As part of this effort, the project is holding a conference in Rome May 27-29, 2010 for the purpose of discussing Dietrich von Hildebrand's work, “The Nature of Love,” published in 2009 for the first time in English.
“Pope John Paul II famously wrote that 'Man cannot live without love,'” Crosby told CNA, going on to finish the quote, 'He remains a being that is incomprehensible for himself, his life is senseless, if love is not revealed to him, if he does not encounter love, if he does not experience it and make it his own, if he does not participate intimately in it.'
“If our conference has a premise,” he continued, “then there could be no better summary of it than these words of John Paul.

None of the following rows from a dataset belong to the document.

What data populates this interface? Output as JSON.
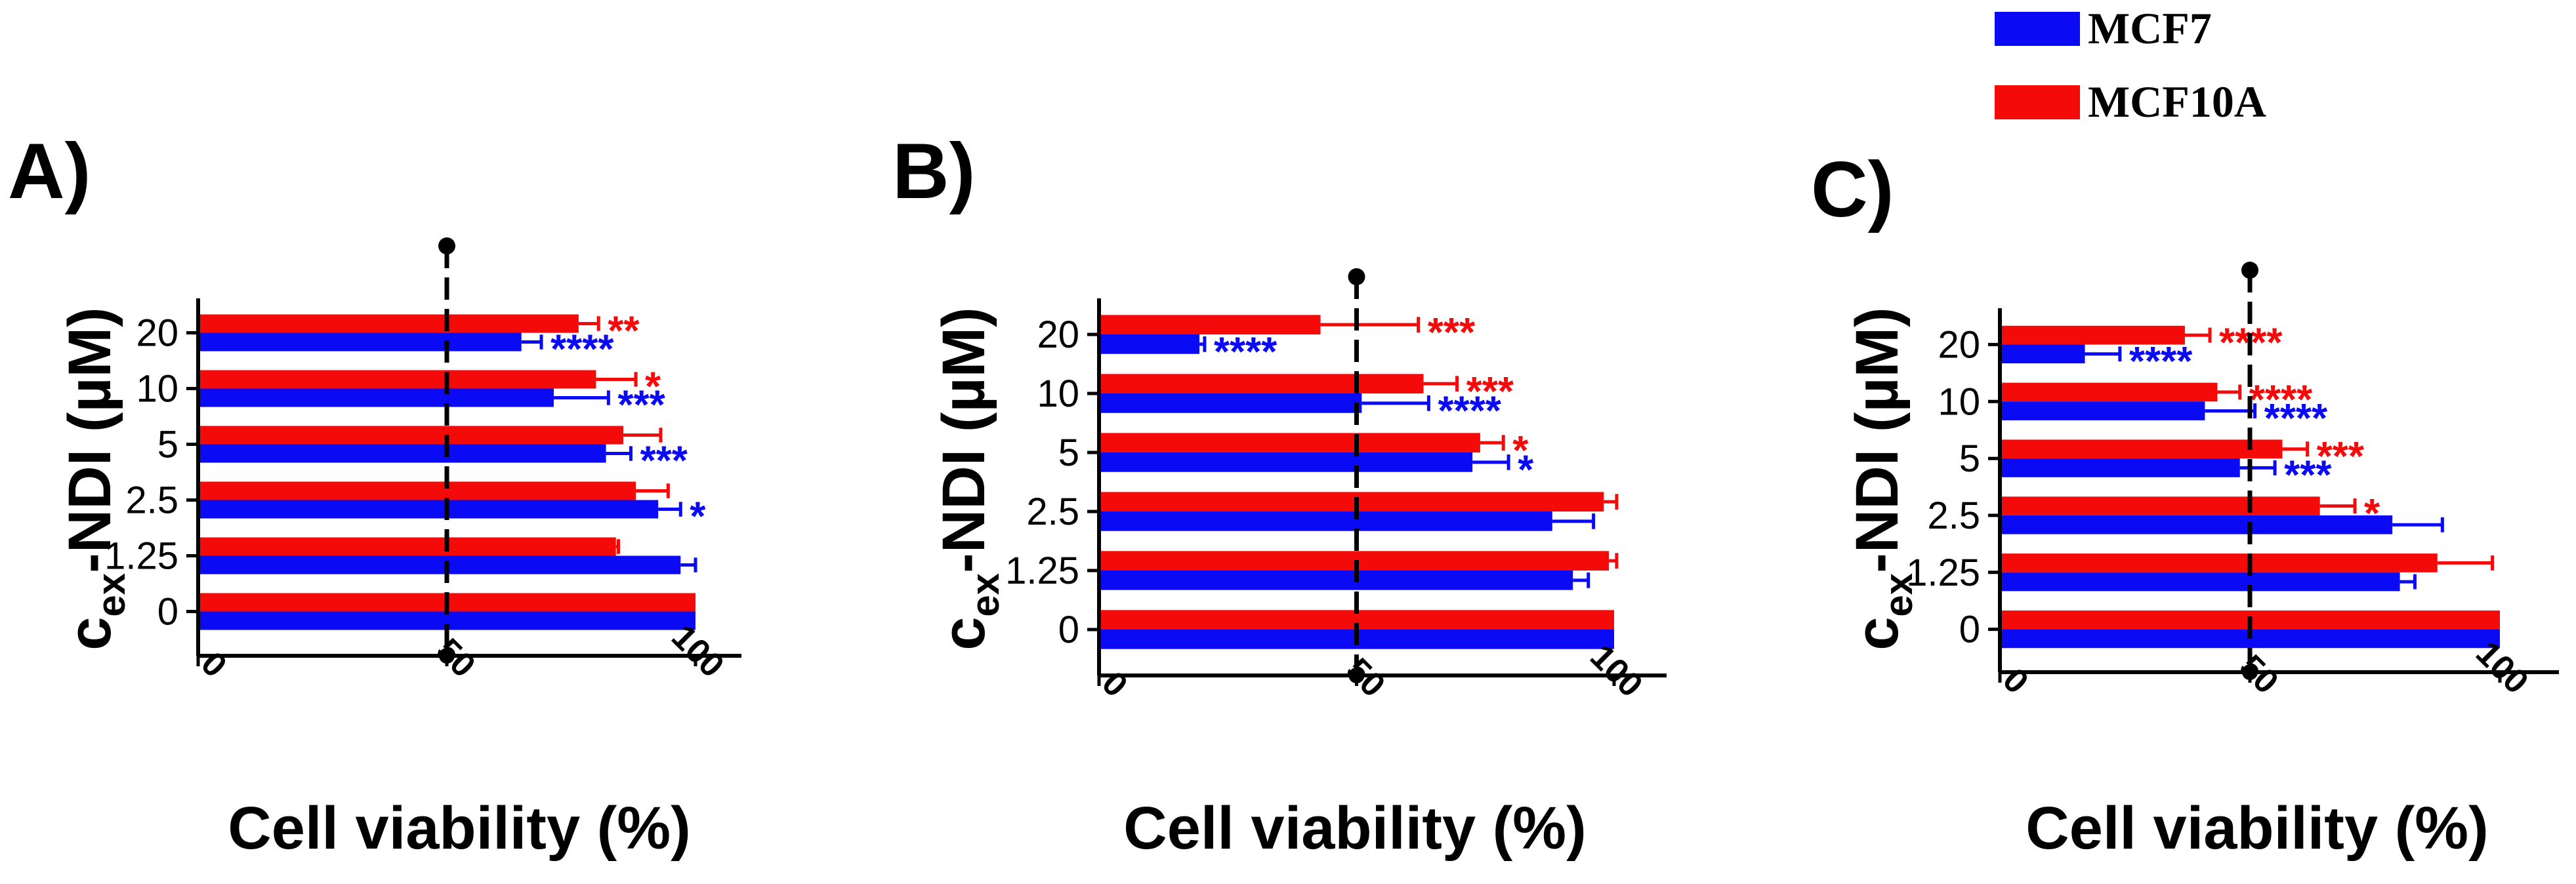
{
  "legend": {
    "entries": [
      {
        "label": "MCF7",
        "color": "#0a0af5"
      },
      {
        "label": "MCF10A",
        "color": "#f50a0a"
      }
    ]
  },
  "chart_data": [
    {
      "panel": "A)",
      "type": "bar",
      "orientation": "horizontal",
      "categories": [
        "0",
        "1.25",
        "2.5",
        "5",
        "10",
        "20"
      ],
      "xlabel": "Cell viability (%)",
      "ylabel_main": "c",
      "ylabel_sub": "ex",
      "ylabel_rest": "-NDI (µM)",
      "xlim": [
        0,
        110
      ],
      "xticks": [
        "0",
        "50",
        "100"
      ],
      "reference_line": 50,
      "series": [
        {
          "name": "MCF7",
          "color": "#0a0af5",
          "values": [
            100,
            97,
            92.5,
            82,
            71.5,
            65
          ],
          "errors": [
            0,
            3,
            4.5,
            5,
            11,
            4
          ],
          "stars": [
            "",
            "",
            "*",
            "***",
            "***",
            "****"
          ]
        },
        {
          "name": "MCF10A",
          "color": "#f50a0a",
          "values": [
            100,
            84,
            88,
            85.5,
            80,
            76.5
          ],
          "errors": [
            0,
            0.5,
            6.5,
            7.5,
            8,
            4
          ],
          "stars": [
            "",
            "",
            "",
            "",
            "*",
            "**"
          ]
        }
      ]
    },
    {
      "panel": "B)",
      "type": "bar",
      "orientation": "horizontal",
      "categories": [
        "0",
        "1.25",
        "2.5",
        "5",
        "10",
        "20"
      ],
      "xlabel": "Cell viability (%)",
      "ylabel_main": "c",
      "ylabel_sub": "ex",
      "ylabel_rest": "-NDI (µM)",
      "xlim": [
        0,
        110
      ],
      "xticks": [
        "0",
        "50",
        "100"
      ],
      "reference_line": 50,
      "series": [
        {
          "name": "MCF7",
          "color": "#0a0af5",
          "values": [
            100,
            92,
            88,
            72.5,
            51,
            19.5
          ],
          "errors": [
            0,
            3,
            8,
            7,
            13,
            1
          ],
          "stars": [
            "",
            "",
            "",
            "*",
            "****",
            "****"
          ]
        },
        {
          "name": "MCF10A",
          "color": "#f50a0a",
          "values": [
            100,
            99,
            98,
            74,
            63,
            43
          ],
          "errors": [
            0,
            1.5,
            2.5,
            4.5,
            6.5,
            19
          ],
          "stars": [
            "",
            "",
            "",
            "*",
            "***",
            "***"
          ]
        }
      ]
    },
    {
      "panel": "C)",
      "type": "bar",
      "orientation": "horizontal",
      "categories": [
        "0",
        "1.25",
        "2.5",
        "5",
        "10",
        "20"
      ],
      "xlabel": "Cell viability (%)",
      "ylabel_main": "c",
      "ylabel_sub": "ex",
      "ylabel_rest": "-NDI (µM)",
      "xlim": [
        0,
        110
      ],
      "xticks": [
        "0",
        "50",
        "100"
      ],
      "reference_line": 50,
      "series": [
        {
          "name": "MCF7",
          "color": "#0a0af5",
          "values": [
            100,
            80,
            78.5,
            48,
            41,
            17
          ],
          "errors": [
            0,
            3,
            10,
            7,
            10,
            7
          ],
          "stars": [
            "",
            "",
            "",
            "***",
            "****",
            "****"
          ]
        },
        {
          "name": "MCF10A",
          "color": "#f50a0a",
          "values": [
            100,
            87.5,
            64,
            56.5,
            43.5,
            37
          ],
          "errors": [
            0,
            11,
            7,
            5,
            4.5,
            5
          ],
          "stars": [
            "",
            "",
            "*",
            "***",
            "****",
            "****"
          ]
        }
      ]
    }
  ]
}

For this very reason, the question of the nature of love is unavoidable. Love may be the most central human reality, that without which we cannot live, yet it is also enormously vulnerable to false conceptions.”
Anthony Gualandri, co-founder of the Hildebrand Legacy Project, told CNA that they are anticipating 300-500 people in attendance.
Pope Benedict XVI has taken an active interest in the Hildebrand Legacy Project, not only holding audiences in the past with John Henry Crosby and Alice von Hildebrand, the late philosopher's wife, but also giving a $45,000 Papal Foundation grant to the organization. Crosby has previously said that the Holy Father considers Dietrich von Hildebrand a voice of reason in an age that has largely despaired of reason.
The conference will be broadcast May 27-29 via their website www.hildebrandlegacy.org.